Question

Problem

I can't seem to get my packages to install to the correct site-packages directory.

Background

I wanted to upgrade to python 3.3 but I found that I still need python2.6 in order to use yum (it isn't configured for python3). And so I have both on my system.

Separate pip and easy_install for each version???

The issue is that when I download a package, and run "python setup.py install" I find that it is installed in python2.6. I have tried using pip and easy_install but they do the same. I have read that a solution is to have different versions of pip (pip_2.6 and pip_3.3). But I can't find a way to download the separate versions. One work around is to give the "-d PathToSitePackages" argument in pip but this is inelegant.

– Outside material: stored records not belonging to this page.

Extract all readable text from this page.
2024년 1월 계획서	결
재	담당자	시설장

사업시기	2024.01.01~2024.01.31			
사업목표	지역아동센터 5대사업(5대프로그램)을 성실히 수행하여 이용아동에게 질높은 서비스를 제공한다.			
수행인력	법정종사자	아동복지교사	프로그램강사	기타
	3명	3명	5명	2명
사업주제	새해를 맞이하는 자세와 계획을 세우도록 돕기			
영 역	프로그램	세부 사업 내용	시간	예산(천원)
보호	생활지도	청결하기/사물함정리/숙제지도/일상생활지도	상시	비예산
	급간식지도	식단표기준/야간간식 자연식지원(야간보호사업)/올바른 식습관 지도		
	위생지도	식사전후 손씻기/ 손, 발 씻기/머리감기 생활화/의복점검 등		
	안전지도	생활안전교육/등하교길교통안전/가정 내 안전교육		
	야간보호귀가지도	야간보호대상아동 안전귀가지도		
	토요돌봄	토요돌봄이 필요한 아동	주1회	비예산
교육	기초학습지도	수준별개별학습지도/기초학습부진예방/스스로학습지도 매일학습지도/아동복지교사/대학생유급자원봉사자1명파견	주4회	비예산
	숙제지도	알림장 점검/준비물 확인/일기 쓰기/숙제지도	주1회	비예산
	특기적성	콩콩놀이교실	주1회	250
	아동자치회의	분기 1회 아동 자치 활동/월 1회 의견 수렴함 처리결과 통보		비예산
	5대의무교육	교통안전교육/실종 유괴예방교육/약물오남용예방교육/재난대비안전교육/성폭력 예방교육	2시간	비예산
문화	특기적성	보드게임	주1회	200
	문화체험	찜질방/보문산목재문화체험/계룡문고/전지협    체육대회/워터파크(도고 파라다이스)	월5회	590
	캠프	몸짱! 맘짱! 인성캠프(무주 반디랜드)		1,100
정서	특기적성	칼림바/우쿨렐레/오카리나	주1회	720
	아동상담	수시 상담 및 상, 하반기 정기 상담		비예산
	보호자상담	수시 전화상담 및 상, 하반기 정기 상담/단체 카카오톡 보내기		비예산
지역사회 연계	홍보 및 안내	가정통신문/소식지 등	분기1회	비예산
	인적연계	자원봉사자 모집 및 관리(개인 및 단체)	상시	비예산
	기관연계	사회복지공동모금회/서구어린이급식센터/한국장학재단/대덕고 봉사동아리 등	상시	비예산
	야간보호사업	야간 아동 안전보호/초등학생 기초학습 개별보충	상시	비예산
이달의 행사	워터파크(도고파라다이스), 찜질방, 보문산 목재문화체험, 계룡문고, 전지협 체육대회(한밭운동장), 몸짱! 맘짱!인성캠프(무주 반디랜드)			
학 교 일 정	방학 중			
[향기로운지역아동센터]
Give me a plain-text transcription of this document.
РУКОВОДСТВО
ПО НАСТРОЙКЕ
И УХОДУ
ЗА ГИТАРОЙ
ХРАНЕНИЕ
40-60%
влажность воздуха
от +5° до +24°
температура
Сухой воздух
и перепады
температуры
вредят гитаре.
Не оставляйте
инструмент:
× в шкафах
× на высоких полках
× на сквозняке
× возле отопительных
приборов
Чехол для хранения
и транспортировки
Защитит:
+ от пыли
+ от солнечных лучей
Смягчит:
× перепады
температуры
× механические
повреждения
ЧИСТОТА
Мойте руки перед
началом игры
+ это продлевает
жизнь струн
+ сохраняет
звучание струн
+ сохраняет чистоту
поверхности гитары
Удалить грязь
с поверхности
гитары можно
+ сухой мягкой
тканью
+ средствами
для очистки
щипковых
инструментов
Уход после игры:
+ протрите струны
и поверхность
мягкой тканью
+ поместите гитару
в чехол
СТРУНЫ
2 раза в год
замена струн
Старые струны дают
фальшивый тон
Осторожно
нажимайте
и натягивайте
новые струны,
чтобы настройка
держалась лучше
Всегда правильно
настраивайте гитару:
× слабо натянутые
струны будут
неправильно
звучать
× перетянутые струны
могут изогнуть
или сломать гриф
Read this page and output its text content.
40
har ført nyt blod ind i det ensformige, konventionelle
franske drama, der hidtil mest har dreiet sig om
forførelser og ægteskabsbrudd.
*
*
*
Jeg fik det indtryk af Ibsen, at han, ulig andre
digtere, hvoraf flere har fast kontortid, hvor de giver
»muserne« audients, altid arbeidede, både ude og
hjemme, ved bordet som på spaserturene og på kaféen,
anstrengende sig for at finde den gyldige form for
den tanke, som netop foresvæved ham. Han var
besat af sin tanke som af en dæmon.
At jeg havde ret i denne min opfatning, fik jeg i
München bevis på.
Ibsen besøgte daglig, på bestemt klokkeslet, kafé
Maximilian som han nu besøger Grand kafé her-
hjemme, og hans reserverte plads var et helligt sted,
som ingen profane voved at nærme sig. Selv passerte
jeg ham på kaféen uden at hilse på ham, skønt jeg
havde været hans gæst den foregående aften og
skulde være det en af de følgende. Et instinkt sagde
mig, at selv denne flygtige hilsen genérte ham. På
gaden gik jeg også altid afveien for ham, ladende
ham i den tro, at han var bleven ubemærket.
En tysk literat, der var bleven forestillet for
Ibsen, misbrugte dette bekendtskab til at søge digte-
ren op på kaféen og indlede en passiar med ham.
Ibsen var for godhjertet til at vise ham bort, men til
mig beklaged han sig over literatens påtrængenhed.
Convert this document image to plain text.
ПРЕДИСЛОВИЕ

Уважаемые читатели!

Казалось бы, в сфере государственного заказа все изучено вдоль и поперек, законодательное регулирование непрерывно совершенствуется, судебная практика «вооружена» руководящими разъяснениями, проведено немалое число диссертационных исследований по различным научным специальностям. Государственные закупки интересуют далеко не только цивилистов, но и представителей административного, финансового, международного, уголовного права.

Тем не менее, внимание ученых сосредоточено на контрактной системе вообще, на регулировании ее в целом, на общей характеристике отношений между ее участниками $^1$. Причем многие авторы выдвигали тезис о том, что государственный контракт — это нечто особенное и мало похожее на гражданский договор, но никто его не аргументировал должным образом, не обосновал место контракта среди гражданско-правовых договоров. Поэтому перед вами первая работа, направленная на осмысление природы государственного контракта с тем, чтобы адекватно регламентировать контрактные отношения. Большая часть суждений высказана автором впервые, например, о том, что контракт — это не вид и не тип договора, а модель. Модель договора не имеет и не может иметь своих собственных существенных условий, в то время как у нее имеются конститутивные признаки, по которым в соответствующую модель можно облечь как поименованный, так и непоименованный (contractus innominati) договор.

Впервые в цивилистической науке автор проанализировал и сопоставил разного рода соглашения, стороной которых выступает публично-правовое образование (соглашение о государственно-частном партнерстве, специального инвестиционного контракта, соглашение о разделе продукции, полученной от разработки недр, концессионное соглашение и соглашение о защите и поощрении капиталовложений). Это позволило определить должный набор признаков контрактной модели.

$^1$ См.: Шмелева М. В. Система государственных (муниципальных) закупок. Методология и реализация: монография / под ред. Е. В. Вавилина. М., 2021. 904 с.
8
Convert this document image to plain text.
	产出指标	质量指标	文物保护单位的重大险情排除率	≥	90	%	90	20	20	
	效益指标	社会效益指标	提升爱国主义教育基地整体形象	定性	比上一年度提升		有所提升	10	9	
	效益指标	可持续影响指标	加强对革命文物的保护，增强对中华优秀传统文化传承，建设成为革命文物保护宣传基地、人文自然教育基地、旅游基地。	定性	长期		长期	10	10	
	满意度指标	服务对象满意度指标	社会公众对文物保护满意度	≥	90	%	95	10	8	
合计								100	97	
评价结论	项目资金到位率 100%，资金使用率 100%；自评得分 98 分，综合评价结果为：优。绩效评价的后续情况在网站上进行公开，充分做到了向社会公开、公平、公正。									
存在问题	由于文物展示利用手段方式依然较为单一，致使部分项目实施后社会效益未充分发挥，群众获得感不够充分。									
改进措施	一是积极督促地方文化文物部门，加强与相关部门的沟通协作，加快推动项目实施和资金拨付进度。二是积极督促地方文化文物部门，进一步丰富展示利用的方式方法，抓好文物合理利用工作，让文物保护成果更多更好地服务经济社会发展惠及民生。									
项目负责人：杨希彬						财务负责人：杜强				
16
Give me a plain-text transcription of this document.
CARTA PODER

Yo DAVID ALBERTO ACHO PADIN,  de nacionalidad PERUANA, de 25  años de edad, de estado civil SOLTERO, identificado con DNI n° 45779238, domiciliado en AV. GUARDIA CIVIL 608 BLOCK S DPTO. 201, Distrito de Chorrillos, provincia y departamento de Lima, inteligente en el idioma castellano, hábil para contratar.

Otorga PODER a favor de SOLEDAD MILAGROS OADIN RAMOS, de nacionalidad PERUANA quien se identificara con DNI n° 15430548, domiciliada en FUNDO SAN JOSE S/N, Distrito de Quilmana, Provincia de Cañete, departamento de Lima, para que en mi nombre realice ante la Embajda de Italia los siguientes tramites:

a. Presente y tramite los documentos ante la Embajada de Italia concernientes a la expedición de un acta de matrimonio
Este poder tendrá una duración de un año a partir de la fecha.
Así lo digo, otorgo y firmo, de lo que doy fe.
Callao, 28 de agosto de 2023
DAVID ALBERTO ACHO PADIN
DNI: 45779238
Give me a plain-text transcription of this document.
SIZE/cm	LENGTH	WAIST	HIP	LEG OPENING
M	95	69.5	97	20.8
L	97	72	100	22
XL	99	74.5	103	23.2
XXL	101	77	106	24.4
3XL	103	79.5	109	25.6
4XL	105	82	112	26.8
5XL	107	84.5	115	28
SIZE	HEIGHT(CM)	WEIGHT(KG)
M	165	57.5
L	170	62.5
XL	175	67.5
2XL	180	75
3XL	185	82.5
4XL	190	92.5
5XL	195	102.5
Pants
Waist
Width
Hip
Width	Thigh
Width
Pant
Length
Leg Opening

other programs not using the newer version

Another issue is that I find that when I use systems such as sphinx, they use the old version of python. I can't seem to figure out how to get them to use the newer version of python.

Was it helpful?

Solution

First, Python is explicitly designed to make it easy to have Python X.Y and Python V.W at the same time if X != V. PEP 394 explains the details, but basically, python3 will always mean a 3.x version, and if python also means a 3.x version, python2 will mean a 2.x version. The same should be true for all well-behaved tightly-integrated scripts like pip or ipython.

This is a good thing, because many POSIX platforms (most linux distros, OS X, etc.) include code that depends on some particular version of Python, so you have to be able to have that version, but often you want a newer version for your own code.

On most platforms, even if X == V, things are still easy as long as Y != W, because a default installation will also give you pythonX.Y, and set things up so well-behaved scripts do the same. This part isn't mandated by the PEP, so some linux distros don't do it, or do it in a different way. But fortunately, you just want 2.6 and 3.3, so you don't have to worry about this part.


So, if you just install pip in any of the normal ways using Python X.Y, , you will get some new packages in Python X.Y's site-packages, probably a script named pip-X.Y (note that it's a hyphen, not an underscore), and usually a symlink pip and/or pip3 to that script. So, you don't have to do anything to get this.

In particular, testing this sequence (the way the documentation recommends for system-wide installation):

$ curl -O https://bitbucket.org/pypa/setuptools/raw/bootstrap/ez_setup.py
$ sudo python3.3 ez_setup.py
$ curl -O https://raw.github.com/pypa/pip/master/contrib/get-pip.py
$ sudo python3.3 get-pip.py

… I ended up with exactly that.

If you didn't, you'll have to give us details on your platform, how you installed each Python (presumably 2.6 came as part of the system installation, but not 3.3), and how you installed each pip.


If you instead did sudo yum install python-pip and sudo yum install python33-pip (or python3-pip), exactly what you get is up to the distro, so it's possible that you'll end up with just, say, pip (for 2.6) and pip-3.3 (for 3.3), rather than pip-2.6 and pip-3.3 and symlinks pip and pip3. Looking at the RPM contents for various distros' packages, it looks like the standard name for Red-Hat-like systems is python3-pip, with a symlink to pip-python3, and sometimes other names besides.


Anyway, unless you mix and match different methods, you're almost certain to get some way to distinguish the two pip versions.


If worst comes to worst, and you've just got a script named pip, and whichever one you installed last overwrote the one you installed first… You can always install the first one, cp pip pip-2.6, install the second, and mv pip pip-3.3; ln -s pip-2.6 pip; ln -s pip-3.3 pip3.

Or, if you can't even do that, the script is trivial, something like this:

#!/usr/local/bin/python3.3
# EASY-INSTALL-ENTRY-SCRIPT: 'pip==1.2.1','console_scripts','pip-3.3'
__requires__ = 'pip==1.2.1'
import sys
from pkg_resources import load_entry_point

if __name__ == '__main__':
    sys.exit(
        load_entry_point('pip==1.2.1', 'console_scripts', 'pip-3.3')()
    )

And you can just make a copy and s/3.3/2.6/g the copy (you may also have to replace the 1.2.1 if you somehow installed different versions of pip into the different site-packages) and it will work.

But it really, really shouldn't come to this, however. Both setuptools and pip respect PEP 394, and any package manager that doesn't has to have some rules or its python 3 packages are useless. So, if you think these tricks are necessary, you probably did something wrong earlier.